PARTE 1 < AQUI
A primeira coisa que ela
viu foi um bando de pássaros sobrevoando as copas das árvores. Era dia na
floresta e ela estava sozinha.
Olívia sentou
lentamente, surpresa com as lágrimas que rolavam de seu rosto.
Pesadelo?
Era como se sentia, mas
então como tinha dormido ali? Onde estava Ezequiel? Que lembranças terríveis
eram aquelas?
Risadas demoníacas no
escuro; Charlie perseguindo-os ensandecido; E por último... A imagem de seu filho baleado morrendo em seus
braços.
Não queria acreditar em
sua memória. Se os eventos fossem reais, Ezequiel desaparecera enquanto ela
estava desmaiada, levado pela coisa na floresta.
Ela levantou e se pôs
correr. Seu coração palpitava.
Não podia ser real...
Não podia... Mas o pesadelo era a única explicação que tinha para estar ali.
Ela e Ezequiel tinham saído para procurar o filho, e agora ela retornava
sozinha. Sua família inteira roubada sem explicação.
O vazio que já existia
nela começou a aumentar, e tudo que ela podia fazer era preenchê-lo com dor.
Sem eles não havia motivo algum para continuar vivendo.
A grande incerteza sobre
o que realmente tinha acontecido diminuía seus sentidos e empregava velocidade
às pernas.

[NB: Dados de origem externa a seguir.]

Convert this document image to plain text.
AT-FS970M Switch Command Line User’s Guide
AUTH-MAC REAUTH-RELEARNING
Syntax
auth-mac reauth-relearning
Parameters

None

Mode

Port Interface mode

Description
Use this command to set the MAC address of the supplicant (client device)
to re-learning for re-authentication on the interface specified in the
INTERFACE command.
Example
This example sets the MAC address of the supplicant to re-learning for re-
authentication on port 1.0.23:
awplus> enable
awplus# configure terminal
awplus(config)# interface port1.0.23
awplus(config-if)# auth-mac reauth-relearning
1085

Correu sem direção, gritando o mais alto que podia.
- DEVOLVA! DEVOLVA ELES!
Dez minutos depois, encontrou
uma trilha, e logo depois os tocos das árvores que Ezequiel derrubara
recentemente. Ela estava chegando em seu lar.
Poderei
chamar de lar um lugar sem vida? Pensou.
Seguindo a trilha,
chegou à base da colina que residia. As árvores ali eram mais escassas, abrindo
espaço para a grama. Olívia subiu a inclinação ansiosa, tanto para chegar em
casa quanto para sair daquela floresta maldita.
Chegando na borda,
precisou se apoiar em um tronco para respirar. Logo à sua frente começava a
plantação de cana da família, cada pé com quase dois metros de altura. O
caminho prosseguia entre as plantas até o topo da colina.
De repente algo lhe
chama a atenção. Um fio de fumaça se desenrolando no horizonte. Exatamente onde
estava a...
Porém mal teve tempo de
se alegrar, e um vento gélido e paralisante a atingiu por trás. Trazia com ele
os sussurros guturais da criatura.
-
Você pode tê-los...
O demônio falava com
ela. Era como se estivesse ao seu lado prestes a colocar a mão em seu ombro.

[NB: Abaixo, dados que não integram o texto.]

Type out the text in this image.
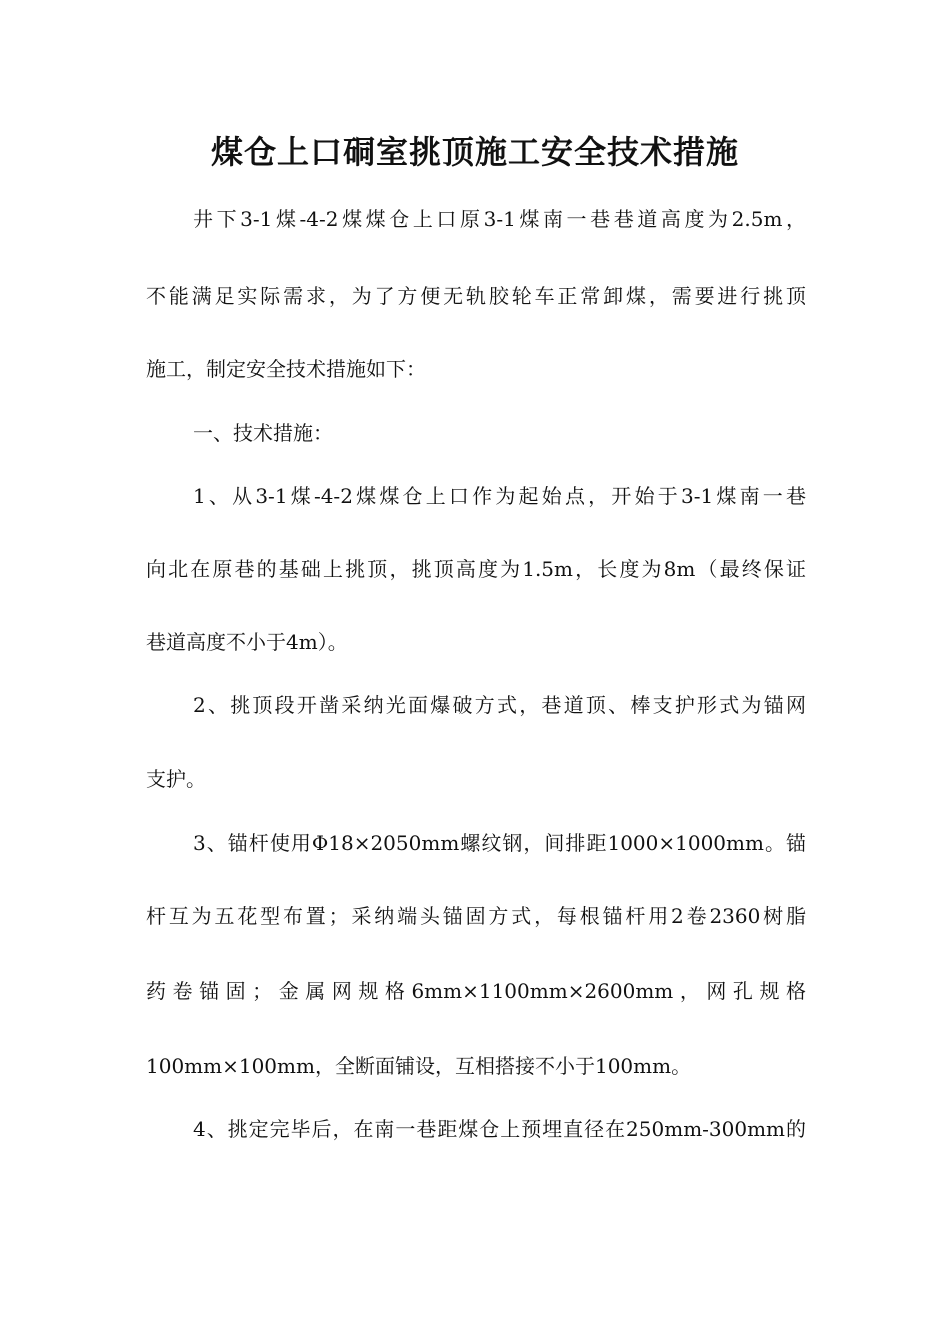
煤仓上口硐室挑顶施工安全技术措施
井下3-1煤-4-2煤煤仓上口原3-1煤南一巷巷道高度为2.5m，
不能满足实际需求，为了方便无轨胶轮车正常卸煤，需要进行挑顶
施工，制定安全技术措施如下：
一、技术措施：
1、从3-1煤-4-2煤煤仓上口作为起始点，开始于3-1煤南一巷
向北在原巷的基础上挑顶，挑顶高度为1.5m，长度为8m（最终保证
巷道高度不小于4m）。
2、挑顶段开凿采纳光面爆破方式，巷道顶、棒支护形式为锚网
支护。
3、锚杆使用Φ18×2050mm螺纹钢，间排距1000×1000mm。锚
杆互为五花型布置；采纳端头锚固方式，每根锚杆用2卷2360树脂
药卷锚固；金属网规格6mm×1100mm×2600mm，网孔规格
100mm×100mm，全断面铺设，互相搭接不小于100mm。
4、挑定完毕后，在南一巷距煤仓上预埋直径在250mm-300mm的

- Por enquanto... Aproveite...
Num instante, Olívia
corria disparada no canavial. Ela cerrou os dentes e chorou novamente, odiando
com todas as forças aquela coisa medonha e inexplicável. Odiava a sensação de
impotência que lhe causava. Mas a odiava ainda mais pelo constante deboche em
sua voz.
O que diabos ele queria
dizer com aquilo?
Ezequiel a esperava na
varanda, sentado na cadeira de balanço com o rifle ao lado do corpo. Quando a
viu, levantou e ergueu os dois braços pro alto, comemorando.
- EU SABIA! EU SABIA! –
Gritou, e correu de encontro.
Venceram os últimos
metros e ela se entregou aos braços fortes de seu marido, que passou a beijá-la
e repetir que sabia que ela voltaria.
- Venha ver o Michael!
- Ele está mesmo aqui?
Então o menino apareceu
de trás da casa. Correndo e saltando em sua direção.
- MÃE!
Olívia estava boba de
emoção. Abraçou ambos e chorou por um bom tempo. Michael não parecia diferente
em nada. Continuava o garoto sorridente e carinhoso de sempre.
- Ezequiel... o que
aconteceu? Quando foi que ele voltou? E você... eu pensei que você tinha
desaparecido depois que eu...
Ele ficou sério, depois
disse para Michael ir colocar mais madeira na lareira. Quando o menino se
afastou, ele começou a andar e ela o seguiu.
- Michael reapareceu
cinco dias atrás, no sétimo dia desde o sumiço.
- Mas isso é impossível!
Ontem mesmo procurávamos por ele!
- Quando ele me viu me
contou como tinha entrado na floresta, no dia anterior, e se perdido... Michael
não fazia ideia que tinha sumido por sete dias. Só ficava repetindo que estava
voando com um dragão azul.
Ezequiel parou em frente
à uma pequena cruz enfiada no chão. Era a sepultura improvisada de Charlie.
Algumas gramíneas já apareciam na terra recém revirada.
- Todos os desaparecidos
estão retornando no sétimo dia. Ninguém sabe explicar o que aconteceu... Na
verdade nem tentam; só ficam contando os sonhos que tiveram.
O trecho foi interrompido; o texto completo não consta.